1 Finding Texts - SunoikisisDC/SunoikisisDC-2024-2025 GitHub Wiki

Finding Free Classical Texts

SunoikisisDC Digital Classics: Session 1

Date: Thursday January 16, 2024. 16:00-17:30 GMT.

Convenors: Monica Berti (University of Leipzig), Gabriel Bodard (University of London), Katharine Shields (King's College London)

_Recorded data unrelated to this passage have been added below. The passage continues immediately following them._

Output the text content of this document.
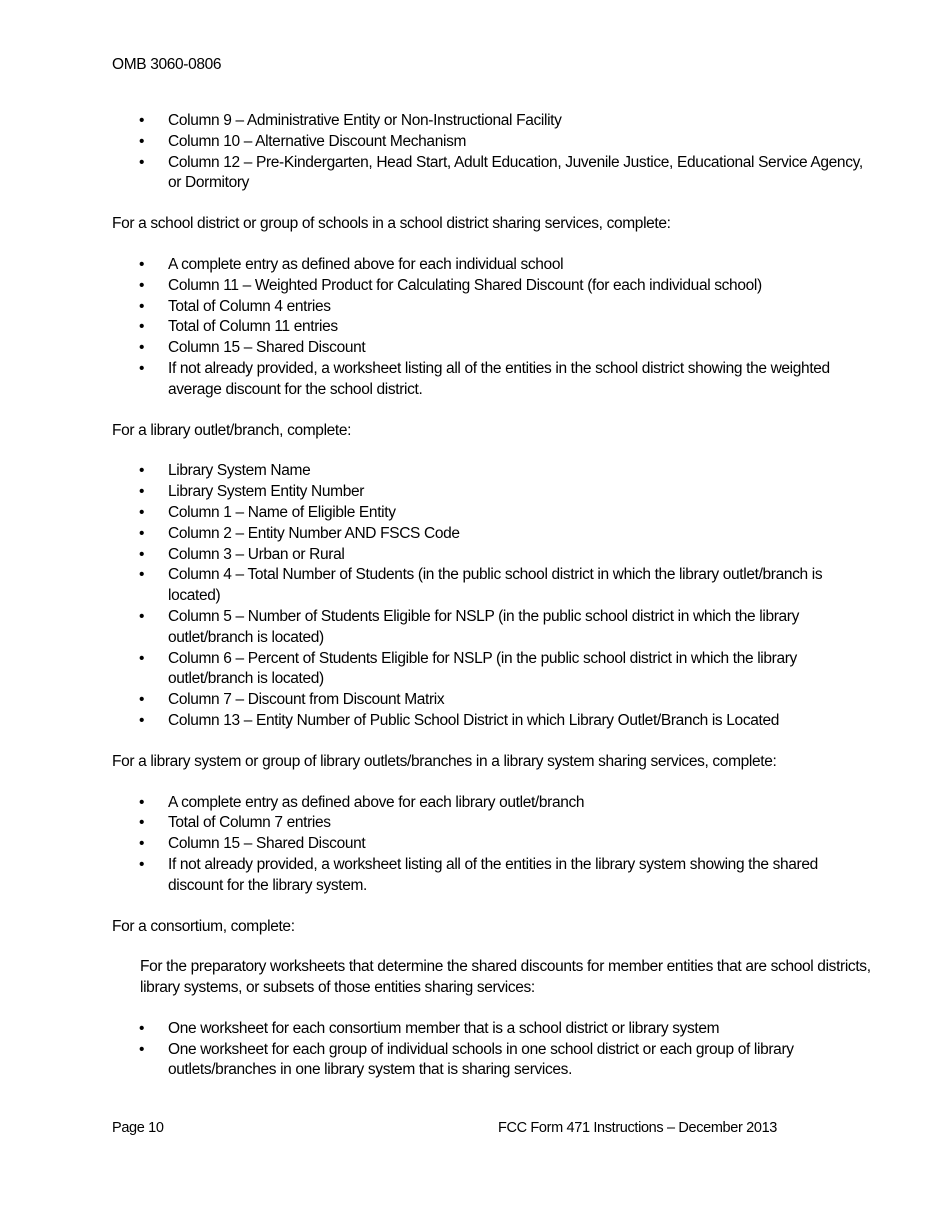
OMB 3060-0806
• Column 9 – Administrative Entity or Non-Instructional Facility
• Column 10 – Alternative Discount Mechanism
• Column 12 – Pre-Kindergarten, Head Start, Adult Education, Juvenile Justice, Educational Service Agency, or Dormitory

For a school district or group of schools in a school district sharing services, complete:

• A complete entry as defined above for each individual school
• Column 11 – Weighted Product for Calculating Shared Discount (for each individual school)
• Total of Column 4 entries
• Total of Column 11 entries
• Column 15 – Shared Discount
• If not already provided, a worksheet listing all of the entities in the school district showing the weighted average discount for the school district.

For a library outlet/branch, complete:

• Library System Name
• Library System Entity Number
• Column 1 – Name of Eligible Entity
• Column 2 – Entity Number AND FSCS Code
• Column 3 – Urban or Rural
• Column 4 – Total Number of Students (in the public school district in which the library outlet/branch is located)
• Column 5 – Number of Students Eligible for NSLP (in the public school district in which the library outlet/branch is located)
• Column 6 – Percent of Students Eligible for NSLP (in the public school district in which the library outlet/branch is located)
• Column 7 – Discount from Discount Matrix
• Column 13 – Entity Number of Public School District in which Library Outlet/Branch is Located

For a library system or group of library outlets/branches in a library system sharing services, complete:

• A complete entry as defined above for each library outlet/branch
• Total of Column 7 entries
• Column 15 – Shared Discount
• If not already provided, a worksheet listing all of the entities in the library system showing the shared discount for the library system.

For a consortium, complete:

For the preparatory worksheets that determine the shared discounts for member entities that are school districts, library systems, or subsets of those entities sharing services:

• One worksheet for each consortium member that is a school district or library system
• One worksheet for each group of individual schools in one school district or each group of library outlets/branches in one library system that is sharing services.
Page 10	FCC Form 471 Instructions – December 2013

Youtube link: https://youtu.be/mbrGPcciIU0

Slides: tba

Outline

This session introduces and discusses some of the main sources of free and open classical texts in digital formats. Resources range from curated and highly structured, encoded corpora such as the Scaife Viewer and Diorisis Corpus, through catalogues of available texts and archives of digitised public domain books, to sophisticated workflows for optical character recognition (OCR) of ancient languages. We outline the scope and limitations of some of the main collections, discuss some of the potential for improving and analysing these texts (to be discussed in future sessions), and suggest an exercise involving comparing versions of a text found in multiple sites.

Required readings

  • Alison Babeu. 2019. "The Perseus Catalog: of FRBR, Finding Aids, Linked Data, and Open Greek and Latin". In M. Berti (ed.), Digital Classical Philology: Ancient Greek and Latin in the Digital Revolution. De Gruyter Saur. Pp. 53-72. DOI: https://doi.org/10.1515/9783110599572-005
  • Bruce Robertson. 2019. "Optical Character Recognition for Classical Philology." In M. Berti (ed.), Digital Classical Philology: Ancient Greek and Latin in the Digital Revolution. De Gruyter Saur. Pp. 117–136. DOI: https://doi.org/10.1515/9783110599572-008

Further readings

Resources

Exercise

Part 1

  1. Choose a classical text you are interested in (in the original or translation, as you prefer), and try to find copies of it on at least two or three of the repositories discussed in this session or in the list of resources above (Perseus, Wikisource, Gutenberg, etc.).
  2. What versions of the text are available on each site? How much information do they give you about publication, date, translation, digitisation, copyright, etc.?
  3. How much "noise" do you find in each text? Look for line numbers, citations, footnotes or inline references, headers and any other intervening text or data that you would not want included in any digital analysis of the text. Can you figure out what they all mean, how they got in there, why they might have deliberately or otherwise been left in this version?

Part 2

  1. Select another author and text, and find its catalogue entry in the main databases (you will find it in more places if you pick a Latin text). E.g. Compare the records for Cicero’s De Natura Deorum in DLL, Perseus and Wikidata.
  2. Once you have the work identifier (e.g. phi0474.phi050) you can also find the MODS file in the Perseus Catalogue Github repo.
  3. What metadata does each record hold about the (i) author, (ii) work, (iii) edition? What can you find out about the internal structure of the work? Can you find any metadata or paradata about the digital surrogate itself?
  4. How does any of this help you find texts in this database and/or elsewhere on the web? Could any of this be useful in a processing/analysis context? How "machine readable" is this content?

Bring your findings and any other questions that arise for discussion with your class or colleagues next week.